Cada autor había cuidado su parcela: Tata Nacho, una dulce melancolía; Manuel M. Ponce, nuestro mejor momento romántico; Esperón, Cortázar y Pepe Guízar, el color y sabor de la vida ranchera en el Occidente de México; Guty Cárdenas, la misteriosa y casi autolesiva nostalgia de Yucatán; Chucho Monge, Juan S. Garrido y Quirino Mendoza, el estallido festivo; María Grever, el amor frágil, doloroso, imposible; José Alfredo Jiménez, la pasión amorosa brutal, directa. Los boleros eran nuestro género predilecto y los tríos nuestra pasión: Los Panchos, sobre todo, pero también Los Tres Diamantes y Los Tres Reyes. ¿Quién no cantó el "Reloj" de Cantoral o el "Cucurrucucú Paloma" de Tomás Méndez, las melodías de Álvaro Carrillo, Gonzalo Curiel, Luis Arcaraz, Consuelito Velázquez, Mario Ruiz Armengol y claro, las del músico que grabó en el México de ayer un homenaje idolátrico a la mujer esquiva, inasible: Agustín Lara? ¿Y quién no repite, aún ahora, tras cuatro o cinco generaciones, una canción, o al menos una tonada, de ese creador de universos literario-musicales que fue Cri Cri?
Vivíamos en una atmósfera inocentemente romántica. O éramos, sin saberlo, epígonos de los epígonos del modernismo. Pero esa creación era democrática: la memorizaban los pobres y los ricos, los ignorantes y los cultos. Carlos Monsiváis y Miguel Ángel Granados Chapa han leído a sus clásicos universales pero me consta que conocen al pie de la letra cientos de canciones mexicanas. Que se trata de una literatura menor, no cabe duda, pero un crítico nada indulgente -Gabriel Zaid- comprendió hace tiempo su originalidad y autenticidad, e incluyó varias de esas canciones y compositores en su Ómnibus de poesía mexicana, que sigue circulando tan campante como cuando la editorial Siglo XXI lo publicó por primera vez, en 1971. Y ahora, continuando esa tradición, el propio Zaid ha sacado a la luz la obra completa de Cri Cri, editado con acuciosidad de clásico.

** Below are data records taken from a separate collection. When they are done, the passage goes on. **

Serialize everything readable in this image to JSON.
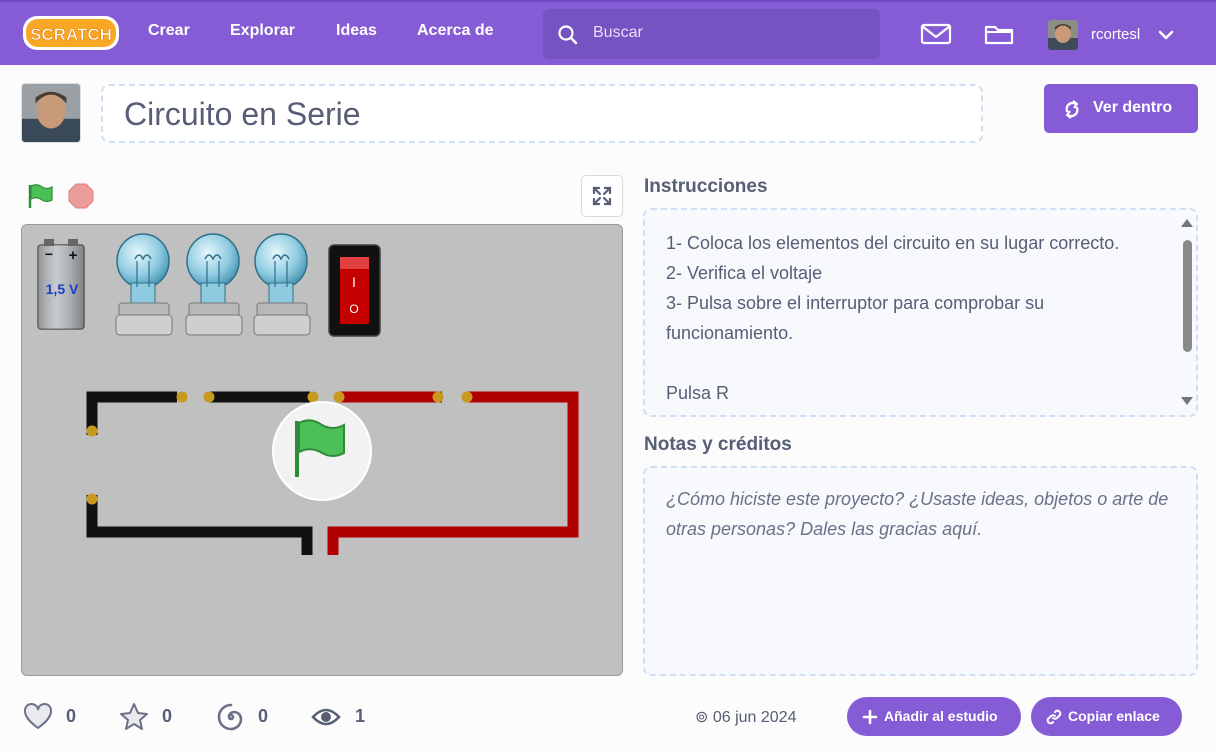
{
  "nav": {
    "logo_text": "SCRATCH",
    "links": [
      "Crear",
      "Explorar",
      "Ideas",
      "Acerca de"
    ],
    "search_placeholder": "Buscar",
    "username": "rcortesl"
  },
  "project": {
    "title": "Circuito en Serie",
    "see_inside_label": "Ver dentro"
  },
  "stage": {
    "battery_label": "1,5 V",
    "battery_minus": "−",
    "battery_plus": "+",
    "switch_on": "I",
    "switch_off": "O"
  },
  "instructions": {
    "heading": "Instrucciones",
    "text": "1- Coloca los elementos del circuito en su lugar correcto.\n2- Verifica el voltaje\n3- Pulsa sobre el interruptor para comprobar su funcionamiento.\n\nPulsa R"
  },
  "notes": {
    "heading": "Notas y créditos",
    "placeholder": "¿Cómo hiciste este proyecto? ¿Usaste ideas, objetos o arte de otras personas? Dales las gracias aquí."
  },
  "stats": {
    "loves": "0",
    "favorites": "0",
    "remixes": "0",
    "views": "1"
  },
  "footer": {
    "date": "06 jun 2024",
    "add_studio_label": "Añadir al estudio",
    "copy_link_label": "Copiar enlace"
  },
  "colors": {
    "brand": "#855cd6",
    "wire_black": "#111111",
    "wire_red": "#b00000",
    "flag_green": "#4cbf56"
  },
  "icons": [
    "search-icon",
    "mail-icon",
    "folder-icon",
    "chevron-down-icon",
    "remix-icon",
    "green-flag-icon",
    "stop-icon",
    "fullscreen-icon",
    "heart-icon",
    "star-icon",
    "spiral-icon",
    "eye-icon",
    "plus-icon",
    "link-icon"
  ]
}
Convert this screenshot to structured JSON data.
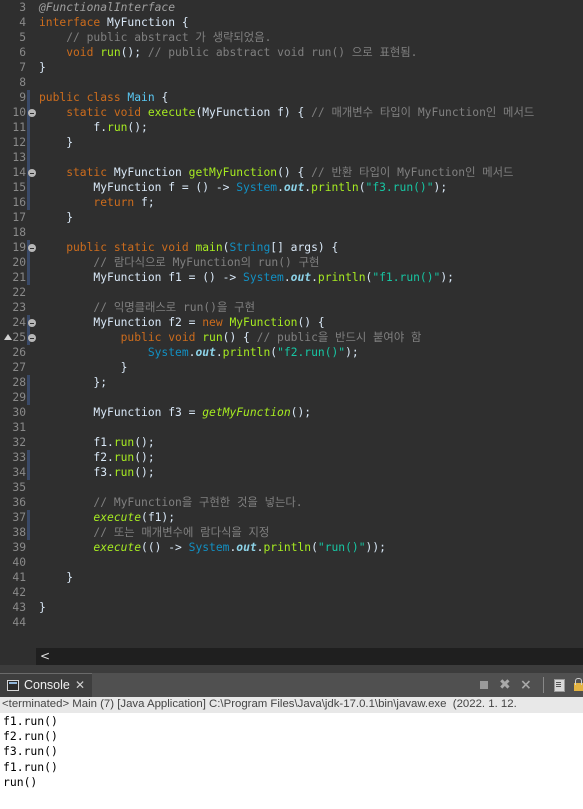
{
  "editor": {
    "lines": [
      {
        "n": "3",
        "segs": [
          {
            "c": "ann",
            "t": "@FunctionalInterface"
          }
        ]
      },
      {
        "n": "4",
        "segs": [
          {
            "c": "kw",
            "t": "interface "
          },
          {
            "c": "plain",
            "t": "MyFunction {"
          }
        ]
      },
      {
        "n": "5",
        "segs": [
          {
            "c": "comment",
            "t": "    // public abstract 가 생략되었음."
          }
        ]
      },
      {
        "n": "6",
        "segs": [
          {
            "c": "kw",
            "t": "    void "
          },
          {
            "c": "method",
            "t": "run"
          },
          {
            "c": "plain",
            "t": "(); "
          },
          {
            "c": "comment",
            "t": "// public abstract void run() 으로 표현됨."
          }
        ]
      },
      {
        "n": "7",
        "segs": [
          {
            "c": "plain",
            "t": "}"
          }
        ]
      },
      {
        "n": "8",
        "segs": []
      },
      {
        "n": "9",
        "segs": [
          {
            "c": "kw",
            "t": "public class "
          },
          {
            "c": "cls",
            "t": "Main"
          },
          {
            "c": "plain",
            "t": " {"
          }
        ]
      },
      {
        "n": "10",
        "fold": true,
        "segs": [
          {
            "c": "kw",
            "t": "    static void "
          },
          {
            "c": "method",
            "t": "execute"
          },
          {
            "c": "plain",
            "t": "(MyFunction "
          },
          {
            "c": "plain",
            "t": "f"
          },
          {
            "c": "plain",
            "t": ") { "
          },
          {
            "c": "comment",
            "t": "// 매개변수 타입이 MyFunction인 메서드"
          }
        ]
      },
      {
        "n": "11",
        "segs": [
          {
            "c": "plain",
            "t": "        f."
          },
          {
            "c": "method",
            "t": "run"
          },
          {
            "c": "plain",
            "t": "();"
          }
        ]
      },
      {
        "n": "12",
        "segs": [
          {
            "c": "plain",
            "t": "    }"
          }
        ]
      },
      {
        "n": "13",
        "segs": []
      },
      {
        "n": "14",
        "fold": true,
        "segs": [
          {
            "c": "kw",
            "t": "    static "
          },
          {
            "c": "plain",
            "t": "MyFunction "
          },
          {
            "c": "method",
            "t": "getMyFunction"
          },
          {
            "c": "plain",
            "t": "() { "
          },
          {
            "c": "comment",
            "t": "// 반환 타입이 MyFunction인 메서드"
          }
        ]
      },
      {
        "n": "15",
        "segs": [
          {
            "c": "plain",
            "t": "        MyFunction f = () -> "
          },
          {
            "c": "type",
            "t": "System"
          },
          {
            "c": "plain",
            "t": "."
          },
          {
            "c": "field",
            "t": "out"
          },
          {
            "c": "plain",
            "t": "."
          },
          {
            "c": "method",
            "t": "println"
          },
          {
            "c": "plain",
            "t": "("
          },
          {
            "c": "str",
            "t": "\"f3.run()\""
          },
          {
            "c": "plain",
            "t": ");"
          }
        ]
      },
      {
        "n": "16",
        "segs": [
          {
            "c": "kw",
            "t": "        return "
          },
          {
            "c": "plain",
            "t": "f;"
          }
        ]
      },
      {
        "n": "17",
        "segs": [
          {
            "c": "plain",
            "t": "    }"
          }
        ]
      },
      {
        "n": "18",
        "segs": []
      },
      {
        "n": "19",
        "fold": true,
        "segs": [
          {
            "c": "kw",
            "t": "    public static void "
          },
          {
            "c": "method",
            "t": "main"
          },
          {
            "c": "plain",
            "t": "("
          },
          {
            "c": "type",
            "t": "String"
          },
          {
            "c": "plain",
            "t": "[] args) {"
          }
        ]
      },
      {
        "n": "20",
        "segs": [
          {
            "c": "comment",
            "t": "        // 람다식으로 MyFunction의 run() 구현"
          }
        ]
      },
      {
        "n": "21",
        "segs": [
          {
            "c": "plain",
            "t": "        MyFunction f1 = () -> "
          },
          {
            "c": "type",
            "t": "System"
          },
          {
            "c": "plain",
            "t": "."
          },
          {
            "c": "field",
            "t": "out"
          },
          {
            "c": "plain",
            "t": "."
          },
          {
            "c": "method",
            "t": "println"
          },
          {
            "c": "plain",
            "t": "("
          },
          {
            "c": "str",
            "t": "\"f1.run()\""
          },
          {
            "c": "plain",
            "t": ");"
          }
        ]
      },
      {
        "n": "22",
        "segs": []
      },
      {
        "n": "23",
        "segs": [
          {
            "c": "comment",
            "t": "        // 익명클래스로 run()을 구현"
          }
        ]
      },
      {
        "n": "24",
        "fold": true,
        "segs": [
          {
            "c": "plain",
            "t": "        MyFunction f2 = "
          },
          {
            "c": "kw",
            "t": "new "
          },
          {
            "c": "method",
            "t": "MyFunction"
          },
          {
            "c": "plain",
            "t": "() {"
          }
        ]
      },
      {
        "n": "25",
        "fold": true,
        "override": true,
        "segs": [
          {
            "c": "kw",
            "t": "            public void "
          },
          {
            "c": "method",
            "t": "run"
          },
          {
            "c": "plain",
            "t": "() { "
          },
          {
            "c": "comment",
            "t": "// public을 반드시 붙여야 함"
          }
        ]
      },
      {
        "n": "26",
        "segs": [
          {
            "c": "type",
            "t": "                System"
          },
          {
            "c": "plain",
            "t": "."
          },
          {
            "c": "field",
            "t": "out"
          },
          {
            "c": "plain",
            "t": "."
          },
          {
            "c": "method",
            "t": "println"
          },
          {
            "c": "plain",
            "t": "("
          },
          {
            "c": "str",
            "t": "\"f2.run()\""
          },
          {
            "c": "plain",
            "t": ");"
          }
        ]
      },
      {
        "n": "27",
        "segs": [
          {
            "c": "plain",
            "t": "            }"
          }
        ]
      },
      {
        "n": "28",
        "segs": [
          {
            "c": "plain",
            "t": "        };"
          }
        ]
      },
      {
        "n": "29",
        "segs": []
      },
      {
        "n": "30",
        "segs": [
          {
            "c": "plain",
            "t": "        MyFunction f3 = "
          },
          {
            "c": "static-m",
            "t": "getMyFunction"
          },
          {
            "c": "plain",
            "t": "();"
          }
        ]
      },
      {
        "n": "31",
        "segs": []
      },
      {
        "n": "32",
        "segs": [
          {
            "c": "plain",
            "t": "        f1."
          },
          {
            "c": "method",
            "t": "run"
          },
          {
            "c": "plain",
            "t": "();"
          }
        ]
      },
      {
        "n": "33",
        "segs": [
          {
            "c": "plain",
            "t": "        f2."
          },
          {
            "c": "method",
            "t": "run"
          },
          {
            "c": "plain",
            "t": "();"
          }
        ]
      },
      {
        "n": "34",
        "segs": [
          {
            "c": "plain",
            "t": "        f3."
          },
          {
            "c": "method",
            "t": "run"
          },
          {
            "c": "plain",
            "t": "();"
          }
        ]
      },
      {
        "n": "35",
        "segs": []
      },
      {
        "n": "36",
        "segs": [
          {
            "c": "comment",
            "t": "        // MyFunction을 구현한 것을 넣는다."
          }
        ]
      },
      {
        "n": "37",
        "segs": [
          {
            "c": "static-m",
            "t": "        execute"
          },
          {
            "c": "plain",
            "t": "(f1);"
          }
        ]
      },
      {
        "n": "38",
        "segs": [
          {
            "c": "comment",
            "t": "        // 또는 매개변수에 람다식을 지정"
          }
        ]
      },
      {
        "n": "39",
        "segs": [
          {
            "c": "static-m",
            "t": "        execute"
          },
          {
            "c": "plain",
            "t": "(() -> "
          },
          {
            "c": "type",
            "t": "System"
          },
          {
            "c": "plain",
            "t": "."
          },
          {
            "c": "field",
            "t": "out"
          },
          {
            "c": "plain",
            "t": "."
          },
          {
            "c": "method",
            "t": "println"
          },
          {
            "c": "plain",
            "t": "("
          },
          {
            "c": "str",
            "t": "\"run()\""
          },
          {
            "c": "plain",
            "t": "));"
          }
        ]
      },
      {
        "n": "40",
        "segs": []
      },
      {
        "n": "41",
        "segs": [
          {
            "c": "plain",
            "t": "    }"
          }
        ]
      },
      {
        "n": "42",
        "segs": []
      },
      {
        "n": "43",
        "segs": [
          {
            "c": "plain",
            "t": "}"
          }
        ]
      },
      {
        "n": "44",
        "segs": []
      }
    ]
  },
  "hscroll": {
    "arrow": "<"
  },
  "console": {
    "tab_label": "Console",
    "tab_close": "✕",
    "toolbar": {
      "remove_launch": "✖",
      "remove_all": "⨯"
    },
    "status": "<terminated> Main (7) [Java Application] C:\\Program Files\\Java\\jdk-17.0.1\\bin\\javaw.exe  (2022. 1. 12.",
    "output": [
      "f1.run()",
      "f2.run()",
      "f3.run()",
      "f1.run()",
      "run()"
    ]
  },
  "colors": {
    "editor_bg": "#2f2f2f",
    "keyword": "#cc6c1d",
    "method": "#a7ec21",
    "string": "#17c6a3",
    "comment": "#808080",
    "type": "#1290c3",
    "console_bg": "#ffffff"
  },
  "icons": {
    "console_tab": "console-icon",
    "terminate": "terminate-icon",
    "remove_launch": "remove-launch-icon",
    "remove_all": "remove-all-terminated-icon",
    "pin": "pin-console-icon",
    "lock": "scroll-lock-icon"
  }
}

Hoy los tiempos han cambiado. El cuadrante, que en los cincuenta apenas programaba música en inglés, es un escaparate de la globalización, y es natural que lo sea. Sería absurdo reaccionar ante esta tendencia imponiendo barreras culturales a la música en inglés que recorre exitosamente el mundo o promoviendo de manera aburrida y artificial "nuestros valores". Ese cosmopolitismo musical nos ha enriquecido: le da sentido a muchas vidas juveniles y es más complejo y sutil de lo que parece.
Llena de vitalidad, la radio ha cambiado para bien sobre todo en términos políticos. Sus programas noticiosos y de debate público -de los cuales "Monitor" de Radio Red fue pionero- fueron un factor fundamental en la democratización de México. Pero algo se ha perdido en el trayecto. La radio se ha vuelto una ágora en la que se oyen, sin duda, conversaciones inteligentes pero donde comienza a predominar el vocerío trivial sobre los temas más diversos, el rollo ideológico, el bla bla bla de dudosos expertos, todo aderezado con un uso pobre y torcido del castellano.
El radio es un excelente vehículo de conversación, pero para serlo cabalmente tiene que renovarse de continuo y crear nuevos formatos: polémicas "cara a cara", programas producidos por y para jóvenes, fomento de nuevos líderes de opinión. Los sufridos habitantes de nuestras ciudades, los compatriotas en remotos pueblos y rancherías, los emigrantes, merecen esa nueva oferta en la radio a la que han sido fieles por casi un siglo. Y merecen algo más, un leve giro de recuperación cultural: menos palabras y más música... incluida la música mexicana.